The private sector in Uganda is set to access affordable credit for investment through a new World Bank financing facility that targets private businesses. Uganda is one of several countries in Sub-Saharan Africa that will benefit from the new USD 2.5 billion financing window.
The facility, spearheaded by the World Bank Group’s private sector lending arm, the International Finance Corporation, and the Multilateral Investment Guarantee Agency (MIGA) is under the 18th replenishment of the International Development Association (IDA18) – the World Bank Group’s fund for low-income countries.
It will offer political risk insurance and credit enhancement guarantees to help companies access credit.
Speaking on Monday December 11, during a workshop to brief private sector companies and government held at the Kampala Serena Conference Centre, the IFC Director for Sub-Saharan Africa, Oumar Seydi explained that the financing is intended to help private companies access more affordable capital for investment by providing additional guarantees to insure against risks, particularly for countries that are affected by conflict or are politically unstable.
“Many projects in emerging markets that need capital are unable to access financing because the risks are too high and the returns are not commensurate with the level of risk,” Oumar Seydi said.
He noted that by using blended finance, World Bank will be able to fill the existing financing gap by addressing market barriers and attract private sector investments to areas of strategic importance with high development impact.
Blended Finance involves the use of relatively small amounts of concessional donor funds to offset specific investment risks. The donor funds are structured as co-investments, with a probability of reflows for future investments or other uses.
Private sector investments in Uganda declined by 2.5% in the financial year period 2016/2017, a sharp contrast to the growth of 11% recorded the previous year, according to World Bank’s 10th Uganda Economic Update.

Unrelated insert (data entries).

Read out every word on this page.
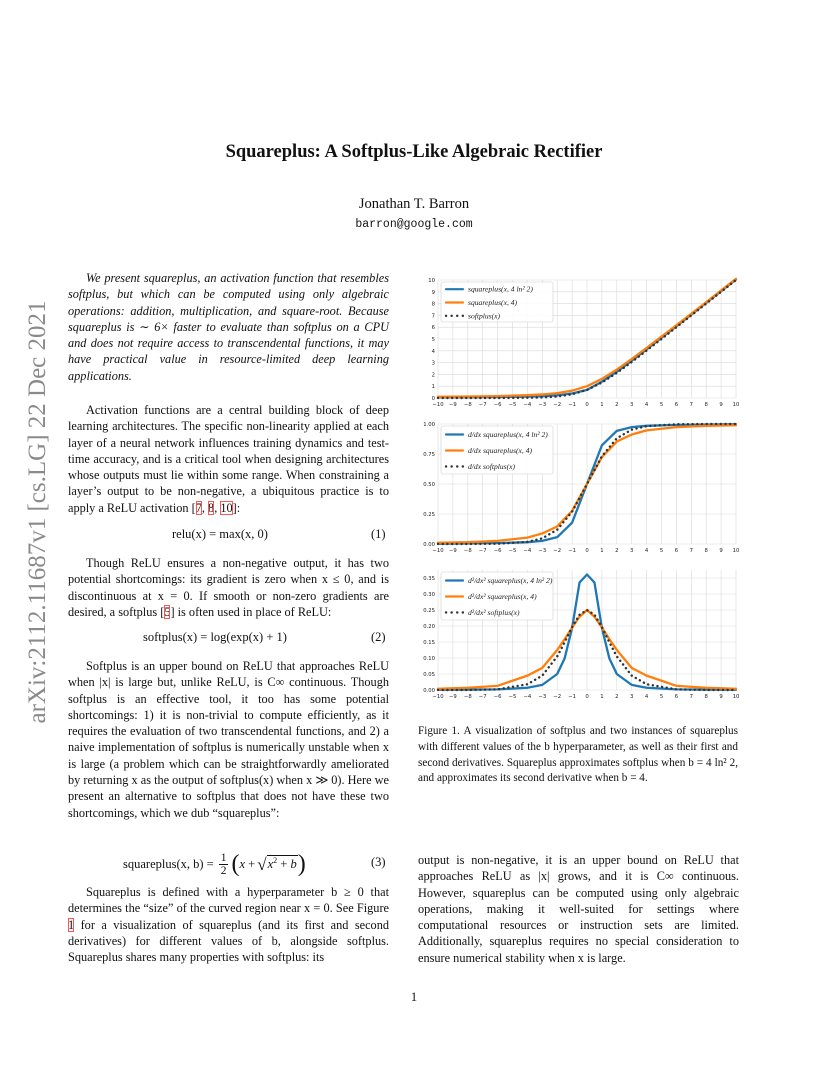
Squareplus: A Softplus-Like Algebraic Rectifier
Jonathan T. Barron
barron@google.com
arXiv:2112.11687v1 [cs.LG] 22 Dec 2021
We present squareplus, an activation function that resembles softplus, but which can be computed using only algebraic operations: addition, multiplication, and square-root. Because squareplus is ∼ 6× faster to evaluate than softplus on a CPU and does not require access to transcendental functions, it may have practical value in resource-limited deep learning applications.
Activation functions are a central building block of deep learning architectures. The specific non-linearity applied at each layer of a neural network influences training dynamics and test-time accuracy, and is a critical tool when designing architectures whose outputs must lie within some range. When constraining a layer’s output to be non-negative, a ubiquitous practice is to apply a ReLU activation [7, 8, 10]:
relu(x) = max(x, 0)	(1)
Though ReLU ensures a non-negative output, it has two potential shortcomings: its gradient is zero when x ≤ 0, and is discontinuous at x = 0. If smooth or non-zero gradients are desired, a softplus [5] is often used in place of ReLU:
softplus(x) = log(exp(x) + 1)	(2)
Softplus is an upper bound on ReLU that approaches ReLU when |x| is large but, unlike ReLU, is C∞ continuous. Though softplus is an effective tool, it too has some potential shortcomings: 1) it is non-trivial to compute efficiently, as it requires the evaluation of two transcendental functions, and 2) a naive implementation of softplus is numerically unstable when x is large (a problem which can be straightforwardly ameliorated by returning x as the output of softplus(x) when x ≫ 0). Here we present an alternative to softplus that does not have these two shortcomings, which we dub “squareplus”:
squareplus(x, $b) = \frac{1}{2}$ ( x + √ $x^2 + b$ )	(3)
Squareplus is defined with a hyperparameter b ≥ 0 that determines the “size” of the curved region near x = 0. See Figure 1 for a visualization of squareplus (and its first and second derivatives) for different values of b, alongside softplus. Squareplus shares many properties with softplus: its
−10 −9 −8 −7 −6 −5 −4 −3 −2 −1 0 1 2 3 4 5 6 7 8 9 10
0
1
2
3
4
5
6
7
8
9
10
squareplus(x, 4 ln² 2)
squareplus(x, 4)
softplus(x)
−10 −9 −8 −7 −6 −5 −4 −3 −2 −1 0 1 2 3 4 5 6 7 8 9 10
0.00
0.25
0.50
0.75
1.00
d/dx squareplus(x, 4 ln² 2)
d/dx squareplus(x, 4)
d/dx softplus(x)
−10 −9 −8 −7 −6 −5 −4 −3 −2 −1 0 1 2 3 4 5 6 7 8 9 10
0.00
0.05
0.10
0.15
0.20
0.25
0.30
0.35	d²/dx² squareplus(x, 4 ln² 2)
d²/dx² squareplus(x, 4)
d²/dx² softplus(x)
Figure 1. A visualization of softplus and two instances of squareplus with different values of the b hyperparameter, as well as their first and second derivatives. Squareplus approximates softplus when b = 4 ln² 2, and approximates its second derivative when b = 4.
output is non-negative, it is an upper bound on ReLU that approaches ReLU as |x| grows, and it is C∞ continuous. However, squareplus can be computed using only algebraic operations, making it well-suited for settings where computational resources or instruction sets are limited. Additionally, squareplus requires no special consideration to ensure numerical stability when x is large.
1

The decline was a result of high interest rates on loans and the uncertainty in the financial sector. In the period from June 2016 to August 2017, the weighted average commercial bank lending rate declined from 23.9% to 20.9%.
In contrast, the total value of credit extended to the private sector increased modestly, by 5.7%, following a strong recovery during the second half of FY 2016/17. With these developments, the ratio of private credit to GDP declined to 13.3%, down from 13.7% in FY 2015/16.
With the new private sector window, the World Bank will channel its support to companies that are interested in investing in power production and distribution, and to financial institutions to help improve access to finance, including credit lines, housing finance and SME finance.
Agribusinesses are also a priority under the sub-window, with financing targeted towards increasing agricultural productivity, improving food security and increase incomes of small farmers.
Speaking on behalf of government, the Permanent Secretary in the Ministry of Finance and Secretary to the Treasury, Keith Muhakanizi, recognised the role of the private sector in driving development, and noted that there is need to join hands with government to finance public investments, including infrastructure which is critical to spur economic growth and boost shared prosperity.
The ongoing Competitiveness and Enterprise Development Project (CEDP), a 3-year project implemented by the Private Sector Foundation of Uganda, World Bank is supporting reforms geared towards improving the business environment, lowering the costs of doing business and improving competitiveness of the selected high impact sectors, particularly tourism.
Under Matching Grant Facility, 418 enterprises have benefitted from the project and 50% of these are female owned. Results are starting to manifest through improved performance of enterprises in terms of, increased productivity, income and employment as well as a catalysed access to markets.
The World Bank’s current investment portfolio in Uganda as of September 2017 stood at USD 2.6 billion (IDA credits and grants) in net commitment for national and regional operations. A chunk of this is supporting infrastructure development (energy, roads, urban, and ICT) while the rest is spread across agriculture and water.